He not only acquitted the accused Lo Chi Fai, but directed in his decision the release to the accused of at least the amount of US$3,000.00, allowed, according to respondent, under Central Bank Circular No. 960. This, in spite of the fact that forfeiture proceedings had already been instituted by the Bureau of Customs over the currency listed in the information, which according to the respondent should be respected since the Bureau of Customs "has the exclusive jurisdiction in the matter of seizure and forfeiture of the property involved in the alleged infringements of the aforesaid Central Bank Circular." In invoking the provisions of CB Circular No. 960 to justify the release of US$ 3,000.00 to the accused, the respondent judge again displayed gross incompetence and gross ignorance of the law. There is nothing in the said CB Circular which could be taken as authority for the trial court to release the said amount of U.S. Currency to the accused. According to the above-cited CB Circular, tourists may take out or send out from the Philippines foreign exchange in amounts not exceeding such amounts of foreign exchange brought in by them; for the purpose of establishing such amount, tourists or non-resident temporary visitors bringing with them more than US$3,000.00 or its equivalent in other foreign currencies must declare their foreign exchange at points of entries upon arrival in the Philippines. In other words, CB Circular No. 960 merely provides that for the purpose of establishing the amount of foreign currency brought in or out of the Philippines, a tourist upon arrival is required to declare any foreign exchange he is bringing in at the time of his arrival, if the same exceeds the amount of US$3,000.00 or its equivalent in other foreign currencies. There is nothing in said circular that would justify returning to him the amount of at least US$3,000.00, if he is caught attempting to bring out foreign exchange in excess of said amount without specific authority from the Central Bank.

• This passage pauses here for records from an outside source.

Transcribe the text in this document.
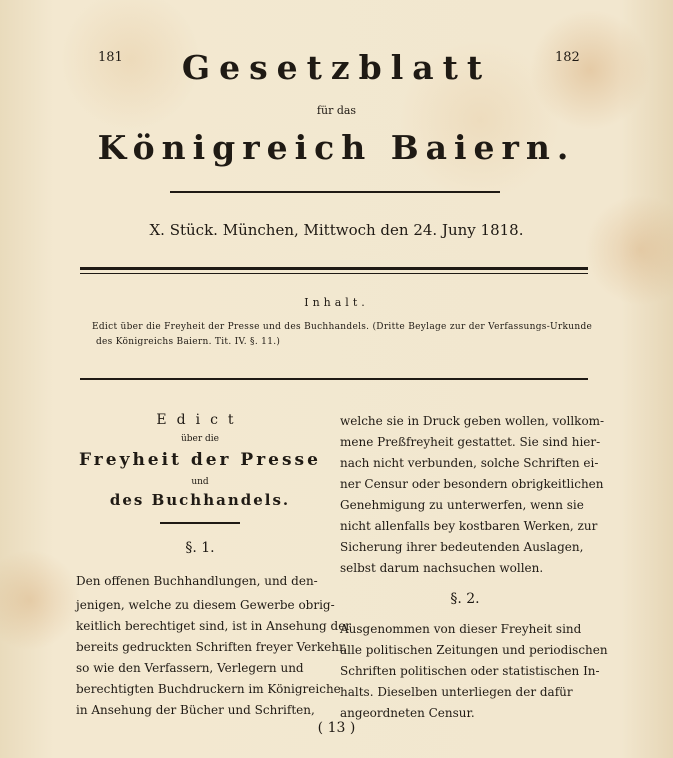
181	182
Gesetzblatt
für das
Königreich Baiern.
X. Stück. München, Mittwoch den 24. Juny 1818.
Inhalt.
Edict über die Freyheit der Presse und des Buchhandels. (Dritte Beylage zur der Verfassungs-Urkunde
des Königreichs Baiern. Tit. IV. §. 11.)
Edict
über die
Freyheit der Presse
und
des Buchhandels.
§. 1.
Den offenen Buchhandlungen, und den-
jenigen, welche zu diesem Gewerbe obrig-
keitlich berechtiget sind, ist in Ansehung der
bereits gedruckten Schriften freyer Verkehr,
so wie den Verfassern, Verlegern und
berechtigten Buchdruckern im Königreiche
in Ansehung der Bücher und Schriften,
welche sie in Druck geben wollen, vollkom-
mene Preßfreyheit gestattet. Sie sind hier-
nach nicht verbunden, solche Schriften ei-
ner Censur oder besondern obrigkeitlichen
Genehmigung zu unterwerfen, wenn sie
nicht allenfalls bey kostbaren Werken, zur
Sicherung ihrer bedeutenden Auslagen,
selbst darum nachsuchen wollen.
§. 2.
Ausgenommen von dieser Freyheit sind
alle politischen Zeitungen und periodischen
Schriften politischen oder statistischen In-
halts. Dieselben unterliegen der dafür
angeordneten Censur.
( 13 )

Accordingly, the Court finds the respondent Regional Trial Court Judge, Baltazar R. Dizon, guilty of gross incompetence, gross ignorance of the law and grave and serious misconduct affecting his integrity and efficiency, and consistent with the responsibility of this Court for the just and proper administration of justice and for the attainment of the objective of maintaining the people's faith in the judiciary (People vs. Valenzuela, 135 SCRA 712), it is hereby ordered that the Respondent Judge be DISMISSED from the service. All leave and retirement benefits and privileges to which he may be entitled are hereby forfeited with prejudice to his being reinstated in any branch of government service, including government-owned and/or controlled agencies or corporations.

This resolution is immediately executory.

SO ORDERED.

Teehankee, C.J., Yap, Fernan, Melencio-Herrera, Gutierrez, Jr., Cruz, Paras, Feliciano, Gancayco, Bidin, Sarmiento Cortes, and Griño-Aquino, JJ., concur.

Padilla, Narvasa, JJ., took no part.